Standardizes any supported DataFrame format to NumPy-backed pandas DataFrame.

**Parameters:**
- `edges`: Input DataFrame (pandas, pandas with Arrow, or Polars)
- `tail`: Column name for source vertices
- `head`: Column name for destination vertices
- `weight`: Column name for edge weights

**Returns:**
- pandas DataFrame with NumPy arrays, optimized dtypes, and contiguous memory

#### Example Usage

```python
import pandas as pd
import polars as pl
from edsger.graph_importer import standardize_graph_dataframe

# Works with any DataFrame type
edges_polars = pl.DataFrame({
    'source': [0, 1, 2],
    'target': [1, 2, 3],
    'cost': [1.0, 2.0, 3.0]
})

# Automatic conversion and optimization
edges_numpy = standardize_graph_dataframe(
    edges_polars,
    tail='source',
    head='target',
    weight='cost'
)

print(edges_numpy.dtypes)
# source    uint32  (optimized from int64)
# target    uint32  (optimized from int64)
# cost      float64
```

### GraphImporter Classes

#### GraphImporter (Base Class)

Abstract base class providing the factory method for automatic DataFrame type detection.

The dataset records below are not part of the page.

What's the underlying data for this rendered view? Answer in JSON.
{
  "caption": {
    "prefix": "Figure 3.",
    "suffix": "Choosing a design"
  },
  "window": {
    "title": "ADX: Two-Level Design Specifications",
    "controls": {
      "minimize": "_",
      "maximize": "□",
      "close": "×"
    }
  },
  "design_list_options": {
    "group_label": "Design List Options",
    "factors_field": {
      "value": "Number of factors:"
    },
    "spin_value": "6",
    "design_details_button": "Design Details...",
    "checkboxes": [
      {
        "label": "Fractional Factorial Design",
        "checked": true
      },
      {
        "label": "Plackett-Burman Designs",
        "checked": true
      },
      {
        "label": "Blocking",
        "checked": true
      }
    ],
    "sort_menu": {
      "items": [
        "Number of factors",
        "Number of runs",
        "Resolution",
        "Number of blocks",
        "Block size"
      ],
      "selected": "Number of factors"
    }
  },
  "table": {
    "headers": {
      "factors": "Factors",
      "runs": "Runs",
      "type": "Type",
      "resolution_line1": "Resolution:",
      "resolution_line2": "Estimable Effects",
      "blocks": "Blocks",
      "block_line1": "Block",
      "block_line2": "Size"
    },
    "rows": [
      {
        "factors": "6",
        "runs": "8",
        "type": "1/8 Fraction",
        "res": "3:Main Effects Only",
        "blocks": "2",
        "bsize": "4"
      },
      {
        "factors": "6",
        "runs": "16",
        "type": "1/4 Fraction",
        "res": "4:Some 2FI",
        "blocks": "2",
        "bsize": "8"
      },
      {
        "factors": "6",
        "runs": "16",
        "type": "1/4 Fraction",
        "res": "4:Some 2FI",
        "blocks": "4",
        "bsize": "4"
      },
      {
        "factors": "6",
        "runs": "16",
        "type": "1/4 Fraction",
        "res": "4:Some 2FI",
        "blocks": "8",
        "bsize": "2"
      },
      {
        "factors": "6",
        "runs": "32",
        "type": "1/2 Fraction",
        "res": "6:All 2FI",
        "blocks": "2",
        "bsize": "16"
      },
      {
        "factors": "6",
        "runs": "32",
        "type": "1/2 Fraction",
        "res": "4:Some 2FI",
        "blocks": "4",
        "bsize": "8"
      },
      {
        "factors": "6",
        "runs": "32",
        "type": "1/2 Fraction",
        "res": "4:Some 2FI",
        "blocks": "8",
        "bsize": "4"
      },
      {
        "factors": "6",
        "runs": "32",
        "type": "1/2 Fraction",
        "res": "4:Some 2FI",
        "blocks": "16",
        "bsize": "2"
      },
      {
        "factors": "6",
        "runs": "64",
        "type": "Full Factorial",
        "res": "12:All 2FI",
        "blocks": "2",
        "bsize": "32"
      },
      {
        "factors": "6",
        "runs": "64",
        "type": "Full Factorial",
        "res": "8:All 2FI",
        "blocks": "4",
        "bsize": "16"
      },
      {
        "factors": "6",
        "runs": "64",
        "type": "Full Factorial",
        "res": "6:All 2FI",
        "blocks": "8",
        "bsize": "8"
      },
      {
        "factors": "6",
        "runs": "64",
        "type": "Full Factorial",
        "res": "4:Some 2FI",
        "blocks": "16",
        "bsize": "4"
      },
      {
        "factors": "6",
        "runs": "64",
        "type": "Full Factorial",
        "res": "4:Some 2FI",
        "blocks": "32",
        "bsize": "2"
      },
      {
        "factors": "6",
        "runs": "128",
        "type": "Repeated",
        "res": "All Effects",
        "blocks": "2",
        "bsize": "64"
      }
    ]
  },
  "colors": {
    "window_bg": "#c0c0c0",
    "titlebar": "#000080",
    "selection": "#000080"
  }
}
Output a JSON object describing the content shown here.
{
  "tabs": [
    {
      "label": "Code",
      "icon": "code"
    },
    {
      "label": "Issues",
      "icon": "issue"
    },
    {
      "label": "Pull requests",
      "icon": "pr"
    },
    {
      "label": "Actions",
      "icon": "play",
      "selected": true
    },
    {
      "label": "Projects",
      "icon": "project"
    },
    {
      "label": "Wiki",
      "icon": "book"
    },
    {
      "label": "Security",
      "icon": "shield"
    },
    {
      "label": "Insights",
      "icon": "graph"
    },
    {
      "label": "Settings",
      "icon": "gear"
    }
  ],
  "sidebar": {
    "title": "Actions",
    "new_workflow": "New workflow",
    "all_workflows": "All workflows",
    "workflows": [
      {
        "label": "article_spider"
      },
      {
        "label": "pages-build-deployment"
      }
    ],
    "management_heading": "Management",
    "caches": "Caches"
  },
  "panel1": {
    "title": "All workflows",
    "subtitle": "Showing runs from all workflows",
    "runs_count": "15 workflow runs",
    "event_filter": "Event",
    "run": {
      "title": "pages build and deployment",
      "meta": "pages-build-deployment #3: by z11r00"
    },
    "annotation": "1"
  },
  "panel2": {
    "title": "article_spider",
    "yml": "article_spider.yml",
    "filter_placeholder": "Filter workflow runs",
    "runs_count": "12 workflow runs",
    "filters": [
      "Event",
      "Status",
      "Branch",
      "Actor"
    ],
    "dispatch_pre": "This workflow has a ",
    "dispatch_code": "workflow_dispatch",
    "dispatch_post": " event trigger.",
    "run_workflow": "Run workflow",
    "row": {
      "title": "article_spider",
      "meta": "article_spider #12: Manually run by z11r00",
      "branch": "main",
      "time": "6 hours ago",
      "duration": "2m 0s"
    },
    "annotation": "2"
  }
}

##### Class Method: from_dataframe

```python
@staticmethod
def from_dataframe(edges, tail='tail', head='head', weight='weight')
```

Factory method that automatically selects the appropriate importer based on DataFrame type.

**Detection Priority:**
1. Polars DataFrame
2. pandas with Arrow backend
3. pandas with NumPy backend (default)

#### PandasNumpyImporter

Handles standard pandas DataFrames with NumPy backend.

- Minimal overhead for already NumPy-backed DataFrames
- Ensures contiguous memory layout
- Maintains existing dtypes

#### PandasArrowImporter

Handles pandas DataFrames with PyArrow backend.

- Converts Arrow columns to NumPy arrays
- Optimizes integer dtypes (uint32 when possible)
- Handles nullable types gracefully

#### PolarsImporter

Handles Polars DataFrames.

- Efficient conversion using Polars' to_pandas() method
- Automatic dtype optimization
- Preserves performance benefits of columnar storage during conversion

### Performance Considerations

The GraphImporter system optimizes for:

1. **Memory Efficiency**: Uses smallest possible dtype for vertex indices
2. **Cache Locality**: Ensures C-contiguous memory layout
3. **Conversion Speed**: Single conversion at initialization
4. **Zero-Copy When Possible**: Minimizes data copying during conversion

### Integration with Algorithms

All path algorithms (Dijkstra, BellmanFord, BFS, HyperpathGenerating) automatically use the GraphImporter system:

```python
from edsger.path import Dijkstra
import polars as pl

# GraphImporter is used internally
edges = pl.DataFrame({...})
dijkstra = Dijkstra(edges)  # Automatic detection and conversion
```

No manual conversion is needed - the algorithms handle everything automatically!